The 2021 NFL Draft came and went, and the Denver Broncos failed to add a fresh face under center.
Instead, with both Justin Fields and Mac Jones on the board at No. 9 overall, newly minted general manager George Paton opted for Jones’ teammate in Patrick Surtain II with Drew Lock and Teddy Bridgewater in town. With his next nine selections, Paton stuck to his guns, and avoided the quarterback class, leaving us to question the current dynamic and future under center for a loaded Broncos roster.
Just minutes before the draft, rumors swirled as Aaron Rodgers’ displeasure with Packers brass became public. At the time, a deal that saw Rodgers on his way to San Francisco looked inevitable, but as the dots began to connect, the draft was completed without a whisper. For now, Rodgers is a Packer, but Paton hasn’t put the idea of the three-time league MVP joining one of the league’s most youth-infused, powerful rosters as we head into offseason workouts.
"We're always looking. You know what the market looks like right now—it's not great,” Paton said in his post-draft presser.
"We'll see ... but we like our two.''
It could be nothing, but it sure as heck is more likely to be something. Because who wouldn’t want Rodgers? Unless you’re the Kansas City Chiefs (Patrick Mahomes), Tampa Bay Buccaneers (Tom Brady), or maybe the Jacksonville Jaguars (Trevor Lawrence), Rodgers is head and shoulders above anyone the other 28 organizations have under center. Now, I’m not saying Lawrence is comparable to Rodgers—that’s ludicrous—but the dedication to the rebuild and his raw talent could see him develop into one of the league’s best a decade from now. According to multiple reports, the Packers have received a slew of trade offers for their 37-year-old gun-slinger, but none have tickled their fancy, just yet.
When you microscope Denver’s roster and zoom in on the current talent at quarterback, it’s hard to ignore Rodgers’ fit. Jerry Jeudy, Courtland Sutton, Noah Fant, Tim Patrick, and 2021 sixth-rounder Seth Williams make up an exciting receivers room to complement one of the league’s top offensive lines to barrel the way for Melvin Gordon and Javonte Williams—RB3 on The Draft Network’s pre-draft running back rankings—who has a chance to become an elite weapon for Denver.
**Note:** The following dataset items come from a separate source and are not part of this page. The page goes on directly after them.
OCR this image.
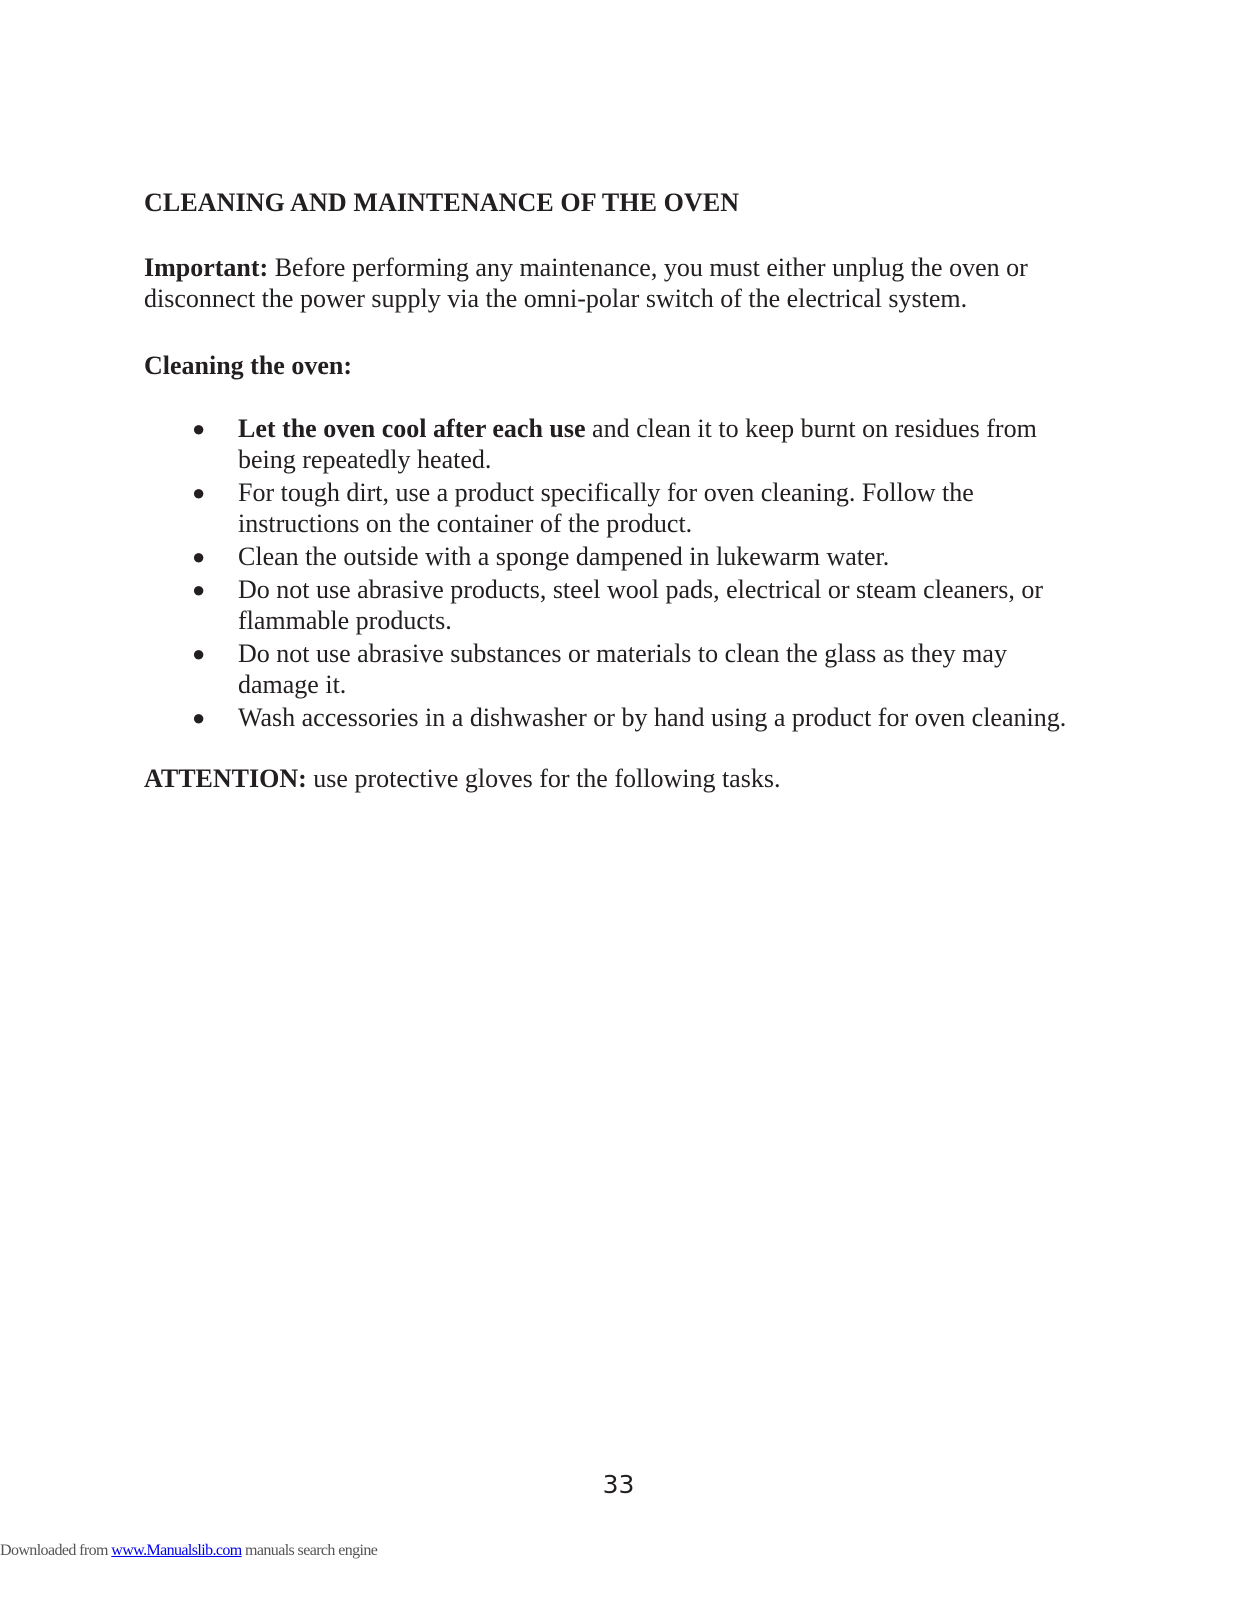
CLEANING AND MAINTENANCE OF THE OVEN

Important: Before performing any maintenance, you must either unplug the oven or disconnect the power supply via the omni-polar switch of the electrical system.

Cleaning the oven:
● Let the oven cool after each use and clean it to keep burnt on residues from being repeatedly heated.
● For tough dirt, use a product specifically for oven cleaning. Follow the instructions on the container of the product.
● Clean the outside with a sponge dampened in lukewarm water.
● Do not use abrasive products, steel wool pads, electrical or steam cleaners, or flammable products.
● Do not use abrasive substances or materials to clean the glass as they may damage it.
● Wash accessories in a dishwasher or by hand using a product for oven cleaning.

ATTENTION: use protective gloves for the following tasks.

33
Downloaded from www.Manualslib.com manuals search engine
Lock, a reported regular in the Broncos' facility throughout the offseason, tied for the league lead in interceptions in 2020, his first as a starter, and was last in the league in completion percentage as the Broncos finished 5-11. Now entering his third season, it’s hard to envision the 2021 campaign as anything less than a make or break season for the former second-round pick.
“We like Drew Lock,” Paton said just days before the draft.
“What we don’t want to do is force it and bring a guy in or overpay a guy to come in and he’s not as good as the guy we have and maybe he’s not good enough to compete."
As good as it may sound, Paton’s statement became irrelevant almost immediately as the team traded for Teddy Bridgewater just 24 hours prior to the draft, creating a rift between the future of Lock and Bridgewater’s inherent succession to the top of the depth chart.
But, it’s not that simple.
Bridgewater threw just 15 touchdown passes in 15 starts for the Panthers last season, coupled with 11 interceptions, meaning Denver is slated to have a training camp battle touting two of the NFL’s most turnover-prone quarterbacks from 2020. It’s not a spot you want to be in if you’re Paton with head coach Vic Fangio on the hot seat in just his third season as head bench boss.
With an AFC West now controlled by the Kansas City Chiefs in a similar fashion to the New England Patriots of the 2000s and 2010s in the AFC East, the addition of Rodgers would rattle the division, creating a two-headed monster each year for the division title. Behind an exciting offense, and a fast, physical defense, the insertion of one of the league’s most celebrated quarterbacks in league history could remind many of what Peyton Manning engineered just a half-decade ago.